As shown in fig. 1, the numerical control machining energy consumption prediction method provided by the invention comprises the following steps:

s100, obtaining operation rotating speed information of a processing machine tool, wherein the operation rotating speed information reflects the change condition of the rotating speed of a main shaft in the process of processing a workpiece by the processing machine tool, inputting the operation rotating speed information into a first characteristic extraction network to extract the rotating speed change characteristic of the main shaft of the processing machine tool, and obtaining a first characteristic output by the first characteristic extraction network;

s200, acquiring a three-dimensional model of the workpiece, rasterizing the three-dimensional model to obtain each three-dimensional grid of the three-dimensional model, acquiring machining workpiece parameters of the workpiece, and adding corresponding cutting information into the three-dimensional grids according to the machining process parameters to obtain a voxel model, wherein the cutting information reflects the cutting amount when a machining tool moves into the three-dimensional grids for cutting.

The inventor researches and discovers that in the process of processing complex curved surfaces, the energy consumption of the machine tool is related to a plurality of factors, mainly including the rotating speed of a main shaft of the machine tool and the cutting amount of a processing cutter. However, in the process of machining a complex curved surface, because the running track is complex, the direction and the feed amount of the running track at each stage of the running track are difficult to analyze the influence of the cutting amount on the energy consumption. In the method provided by the embodiment, in addition to extracting the characteristics of the operating speed information of the processing machine tool for energy consumption prediction, the three-dimensional model of the workpiece is divided into a plurality of three-dimensional grids, the cutting amount of the processing tool when moving into the three-dimensional grids for cutting is associated in each three-dimensional grid, and after a voxel model is formed, the characteristics of the voxel model are extracted. Thus, the cutting amount which is changed in a complex manner in the machining process is divided into fine-grained information, and a feature extraction network can be adopted for feature extraction.

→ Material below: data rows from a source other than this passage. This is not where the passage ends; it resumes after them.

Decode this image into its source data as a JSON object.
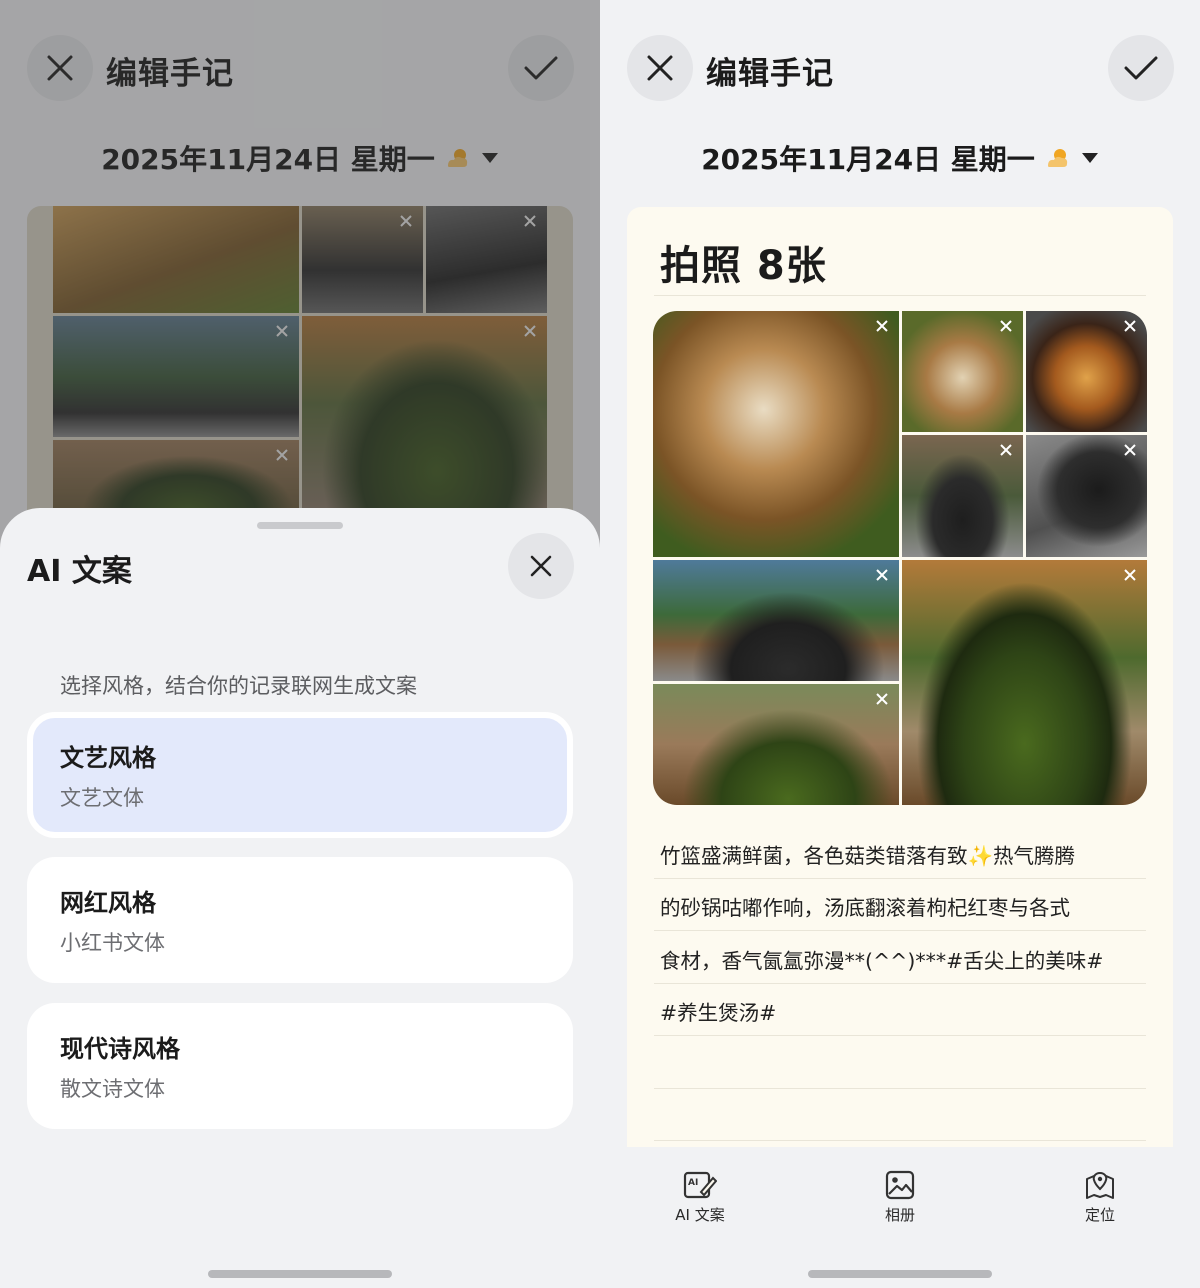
{
  "left": {
    "header": {
      "title": "编辑手记"
    },
    "date": "2025年11月24日 星期一",
    "sheet": {
      "title": "AI 文案",
      "hint": "选择风格，结合你的记录联网生成文案",
      "styles": [
        {
          "name": "文艺风格",
          "sub": "文艺文体",
          "selected": true
        },
        {
          "name": "网红风格",
          "sub": "小红书文体",
          "selected": false
        },
        {
          "name": "现代诗风格",
          "sub": "散文诗文体",
          "selected": false
        }
      ]
    }
  },
  "right": {
    "header": {
      "title": "编辑手记"
    },
    "date": "2025年11月24日 星期一",
    "note": {
      "title": "拍照 8张",
      "lines": [
        "竹篮盛满鲜菌，各色菇类错落有致✨热气腾腾",
        "的砂锅咕嘟作响，汤底翻滚着枸杞红枣与各式",
        "食材，香气氤氲弥漫**(^^)***#舌尖上的美味#",
        "#养生煲汤#"
      ]
    },
    "toolbar": [
      {
        "label": "AI 文案",
        "icon": "ai-copy-icon"
      },
      {
        "label": "相册",
        "icon": "album-icon"
      },
      {
        "label": "定位",
        "icon": "location-icon"
      }
    ]
  },
  "colors": {
    "background": "#f1f2f4",
    "selected_card": "#e3e9fb",
    "note_paper": "#fdfaf0",
    "weather_icon": "#f0a623"
  }
}
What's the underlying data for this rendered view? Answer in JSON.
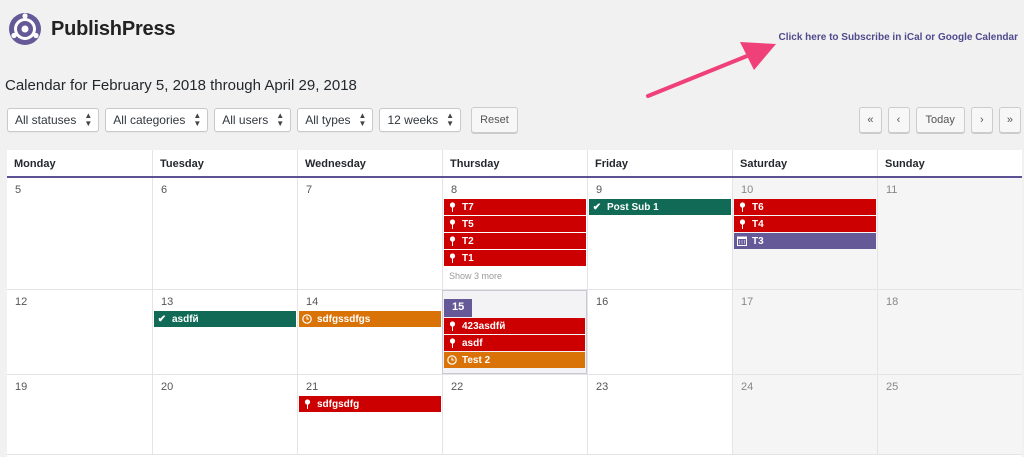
{
  "brand": {
    "name": "PublishPress"
  },
  "subscribe_link": "Click here to Subscribe in iCal or Google Calendar",
  "calendar_title": "Calendar for February 5, 2018 through April 29, 2018",
  "filters": {
    "statuses": "All statuses",
    "categories": "All categories",
    "users": "All users",
    "types": "All types",
    "weeks": "12 weeks",
    "reset": "Reset"
  },
  "nav": {
    "first": "«",
    "prev": "‹",
    "today": "Today",
    "next": "›",
    "last": "»"
  },
  "days": [
    "Monday",
    "Tuesday",
    "Wednesday",
    "Thursday",
    "Friday",
    "Saturday",
    "Sunday"
  ],
  "weeks": [
    {
      "dates": [
        "5",
        "6",
        "7",
        "8",
        "9",
        "10",
        "11"
      ],
      "thursday_items": [
        "T7",
        "T5",
        "T2",
        "T1"
      ],
      "thursday_more": "Show 3 more",
      "friday_items": [
        "Post Sub 1"
      ],
      "saturday_items": [
        "T6",
        "T4",
        "T3"
      ]
    },
    {
      "dates": [
        "12",
        "13",
        "14",
        "15",
        "16",
        "17",
        "18"
      ],
      "tuesday_items": [
        "asdfй"
      ],
      "wednesday_items": [
        "sdfgssdfgs"
      ],
      "thursday_items": [
        "423asdfй",
        "asdf",
        "Test 2"
      ]
    },
    {
      "dates": [
        "19",
        "20",
        "21",
        "22",
        "23",
        "24",
        "25"
      ],
      "wednesday_items": [
        "sdfgsdfg"
      ]
    }
  ],
  "colors": {
    "accent": "#655997",
    "red": "#cc0000",
    "green": "#106a56",
    "orange": "#d97207",
    "arrow": "#f0407a"
  },
  "icons": {
    "pin": "pushpin-icon",
    "check": "checkmark-icon",
    "clock": "clock-icon",
    "calendar": "calendar-icon"
  }
}
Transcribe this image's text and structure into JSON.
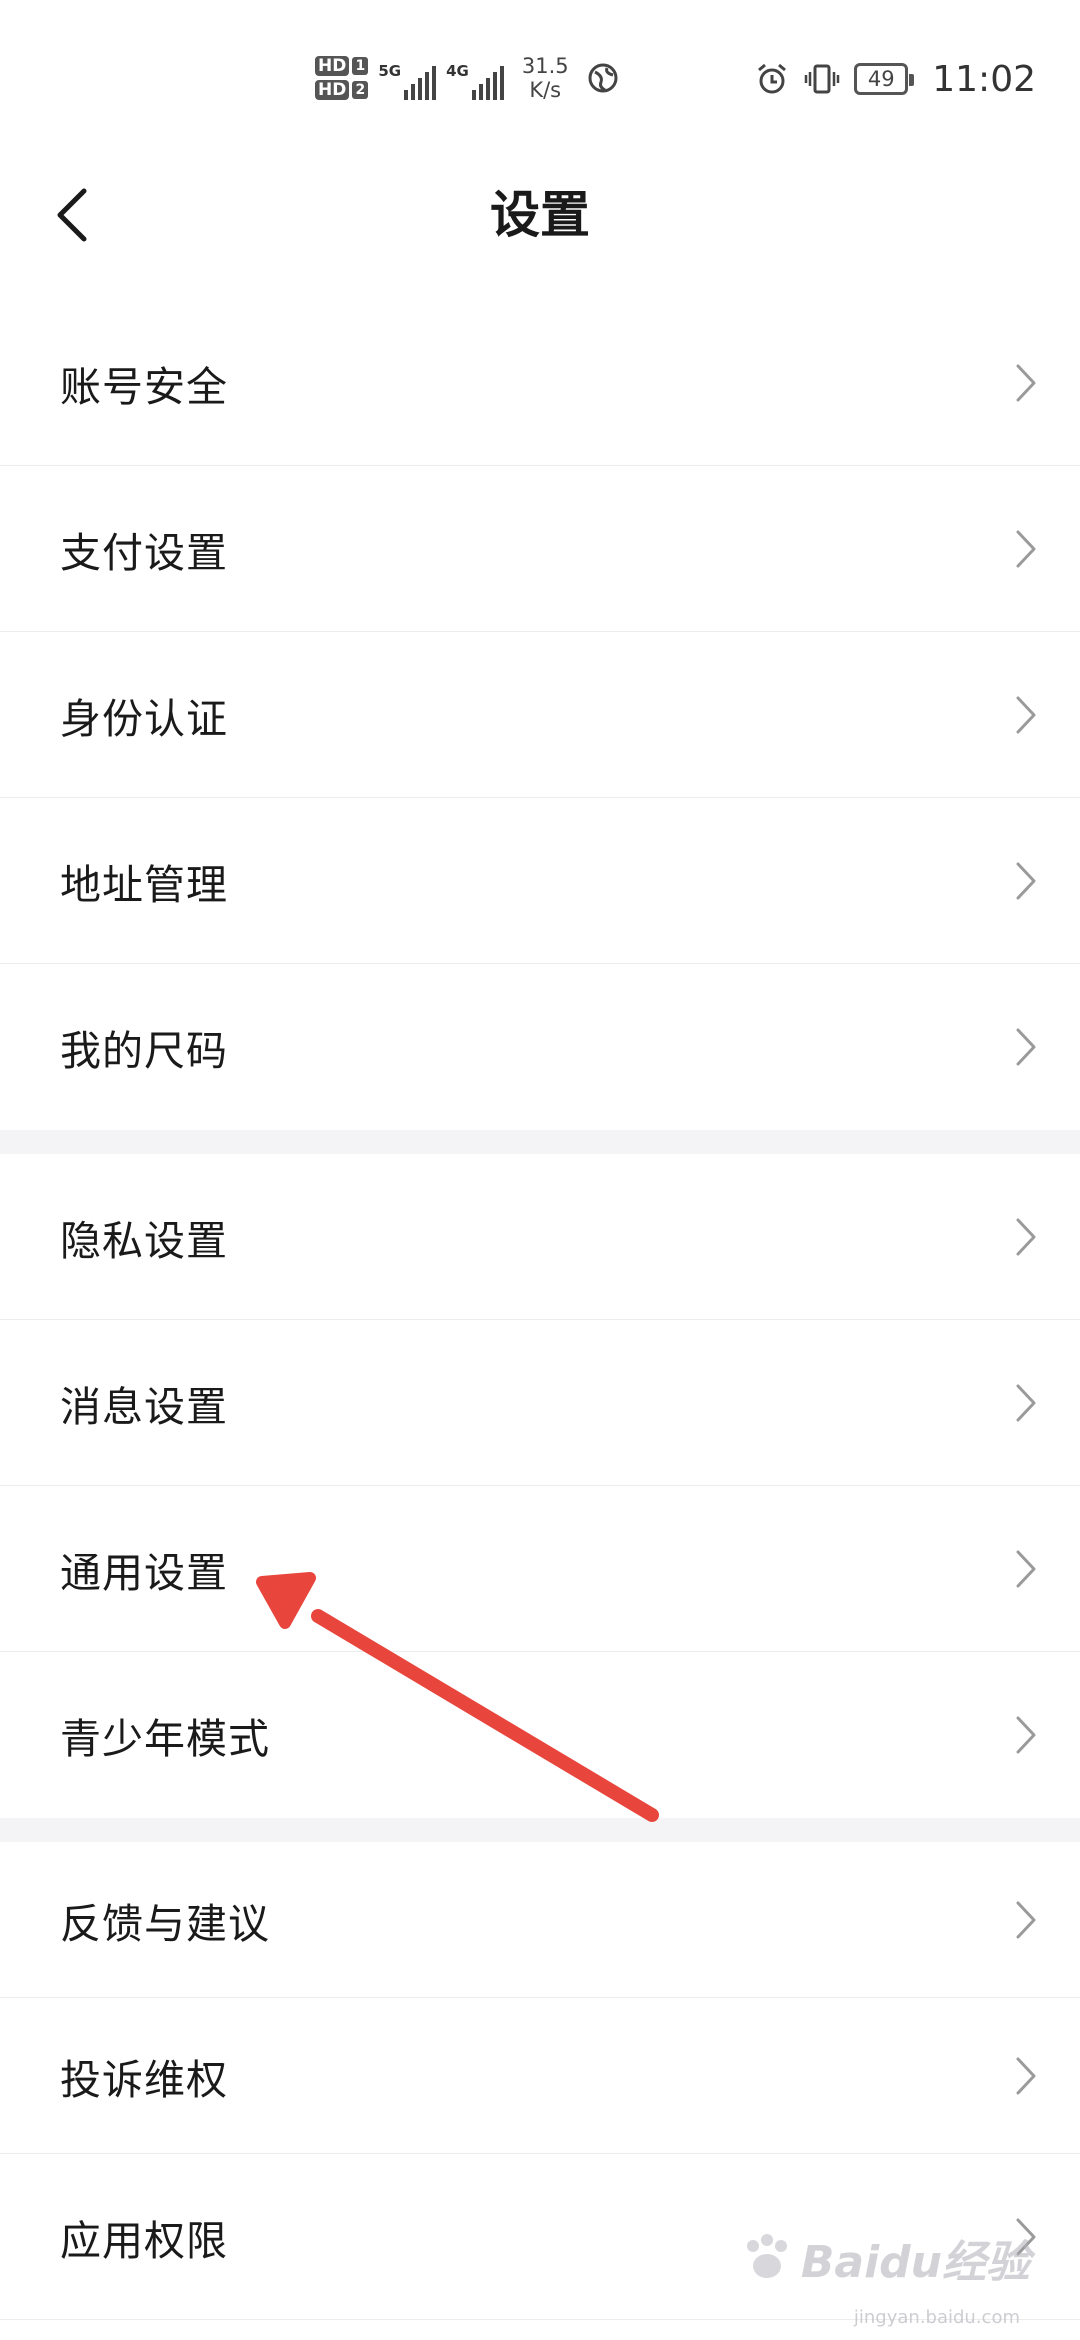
{
  "status_bar": {
    "hd1": "HD",
    "hd1_num": "1",
    "hd2": "HD",
    "hd2_num": "2",
    "net1": "5G",
    "net2": "4G",
    "speed_value": "31.5",
    "speed_unit": "K/s",
    "battery": "49",
    "time": "11:02"
  },
  "header": {
    "title": "设置"
  },
  "groups": [
    {
      "items": [
        {
          "label": "账号安全"
        },
        {
          "label": "支付设置"
        },
        {
          "label": "身份认证"
        },
        {
          "label": "地址管理"
        },
        {
          "label": "我的尺码"
        }
      ]
    },
    {
      "items": [
        {
          "label": "隐私设置"
        },
        {
          "label": "消息设置"
        },
        {
          "label": "通用设置"
        },
        {
          "label": "青少年模式"
        }
      ]
    },
    {
      "items": [
        {
          "label": "反馈与建议"
        },
        {
          "label": "投诉维权"
        },
        {
          "label": "应用权限"
        }
      ]
    }
  ],
  "annotation": {
    "color": "#e8453c",
    "target": "通用设置"
  },
  "watermark": {
    "text": "Baidu经验",
    "sub": "jingyan.baidu.com"
  }
}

In actual production, when a numerical control machine tool processes a workpiece, a processing file of the workpiece is firstly compiled, the processing file is input into the machine tool, and the machine tool processes the workpiece based on the processing file. The operation rotating speed of the main shaft of the processing machine tool in the processing process of the workpiece can be read from the processing file, and the operation rotating speed information is obtained. Namely, the acquiring of the operating speed information of the processing machine tool includes:

and acquiring a processing technology file of the workpiece, and acquiring the running rotating speed information of the processing machine tool based on the processing technology file.

The operation rotating speed information of the processing machine tool is obtained from the pre-programmed processing technology file, the automatic extraction of the operation rotating speed information can be realized, and for workpieces sharing the same processing drawing, the operation rotating speed information can be extracted and processed only once, so that the calculated amount in the process of obtaining the processing energy consumption prediction result is reduced, and the real-time performance of energy consumption prediction is improved.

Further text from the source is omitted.